Systematic errors in extracting nucleon properties from lattice QCD
Stefano Capitani, Michele Della Morte, Bastian Knippschild, Hartmut Wittig
TL;DR
The paper addresses systematic errors in lattice QCD extractions of nucleon form factors, highlighting excited-state contamination as a key source of mismatch with experiment. It compares the standard plateau method with a summation approach for three-point functions, applying them to isovector currents to extract $F_1(q^2)$, $F_2(q^2)$ and $G_A(q^2)$ across CLS ensembles. The summation method yields linear dependence on the sink-time parameter and reduces excited-state effects, with preliminary results showing partial agreement with experiment for $F_2(q^2)$ and no consistent downward trend in $g_A$ at light pion masses; however, statistical uncertainties remain larger and improvements are planned.
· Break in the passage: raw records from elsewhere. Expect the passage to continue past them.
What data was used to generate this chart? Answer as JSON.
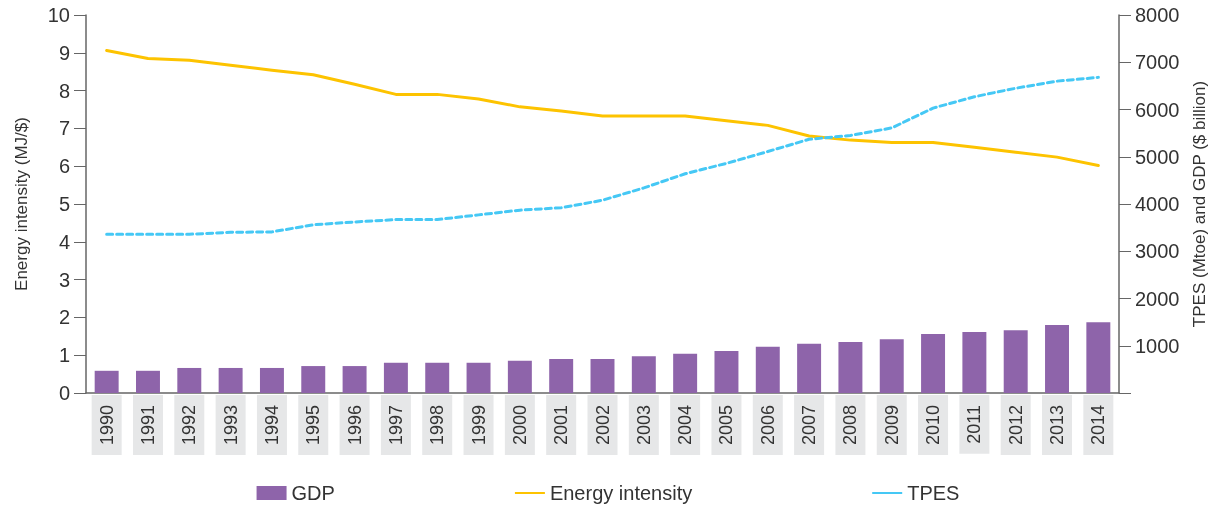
{
  "chart_data": {
    "type": "line",
    "ylabel": "Energy intensity (MJ/$)",
    "y2label": "TPES (Mtoe) and GDP ($ billion)",
    "categories": [
      "1990",
      "1991",
      "1992",
      "1993",
      "1994",
      "1995",
      "1996",
      "1997",
      "1998",
      "1999",
      "2000",
      "2001",
      "2002",
      "2003",
      "2004",
      "2005",
      "2006",
      "2007",
      "2008",
      "2009",
      "2010",
      "2011",
      "2012",
      "2013",
      "2014"
    ],
    "series": [
      {
        "name": "GDP",
        "type": "bar",
        "axis": "y2",
        "color": "#8e64aa",
        "values": [
          470,
          470,
          530,
          530,
          530,
          570,
          570,
          640,
          640,
          640,
          680,
          720,
          720,
          780,
          830,
          890,
          980,
          1040,
          1080,
          1140,
          1250,
          1290,
          1330,
          1440,
          1500
        ]
      },
      {
        "name": "Energy intensity",
        "axis": "y",
        "color": "#fdc300",
        "line_style": "solid",
        "values": [
          9.06,
          8.85,
          8.8,
          8.67,
          8.54,
          8.42,
          8.17,
          7.9,
          7.9,
          7.78,
          7.57,
          7.46,
          7.33,
          7.33,
          7.33,
          7.2,
          7.08,
          6.8,
          6.69,
          6.63,
          6.63,
          6.5,
          6.37,
          6.24,
          6.02
        ]
      },
      {
        "name": "TPES",
        "axis": "y2",
        "color": "#45c8f5",
        "line_style": "dashed",
        "values": [
          3360,
          3360,
          3360,
          3400,
          3410,
          3560,
          3620,
          3670,
          3670,
          3770,
          3870,
          3920,
          4080,
          4340,
          4640,
          4860,
          5110,
          5370,
          5450,
          5610,
          6030,
          6270,
          6450,
          6600,
          6680
        ]
      }
    ],
    "ylim": [
      0,
      10
    ],
    "yticks": [
      0,
      1,
      2,
      3,
      4,
      5,
      6,
      7,
      8,
      9,
      10
    ],
    "y2lim": [
      0,
      8000
    ],
    "y2ticks": [
      {
        "value": 0,
        "label": null
      },
      1000,
      2000,
      3000,
      4000,
      5000,
      6000,
      7000,
      8000
    ],
    "marker": "none",
    "grid": false,
    "legend": "bottom"
  }
}
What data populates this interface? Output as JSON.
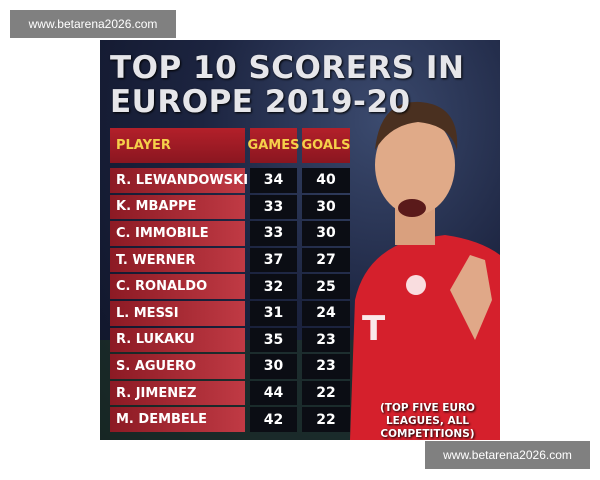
{
  "watermark_top": "www.betarena2026.com",
  "watermark_bottom": "www.betarena2026.com",
  "header": {
    "title_line1": "TOP 10 SCORERS IN",
    "title_line2": "EUROPE 2019-20"
  },
  "table": {
    "columns": [
      "PLAYER",
      "GAMES",
      "GOALS"
    ],
    "rows": [
      [
        "R. LEWANDOWSKI",
        34,
        40
      ],
      [
        "K. MBAPPE",
        33,
        30
      ],
      [
        "C. IMMOBILE",
        33,
        30
      ],
      [
        "T. WERNER",
        37,
        27
      ],
      [
        "C. RONALDO",
        32,
        25
      ],
      [
        "L. MESSI",
        31,
        24
      ],
      [
        "R. LUKAKU",
        35,
        23
      ],
      [
        "S. AGUERO",
        30,
        23
      ],
      [
        "R. JIMENEZ",
        44,
        22
      ],
      [
        "M. DEMBELE",
        42,
        22
      ]
    ]
  },
  "footnote": "(TOP FIVE EURO LEAGUES, ALL COMPETITIONS)"
}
The work provides a viable path toward more reliable nucleon structure calculations on the lattice, with plans to explore multiple lattice spacings, smaller pion masses, and full axial form factors.
Abstract
Form factors of the nucleon have been extracted from experiment with high precision. However, lattice calculations have failed so far to reproduce the observed dependence of form factors on the momentum transfer. We have embarked on a program to thoroughly investigate systematic effects in lattice calculation of the required three-point correlation functions. Here we focus on the possible contamination from higher excited states and present a method which is designed to suppress them. Its effectiveness is tested for several baryonic matrix elements, different lattice sizes and pion masses.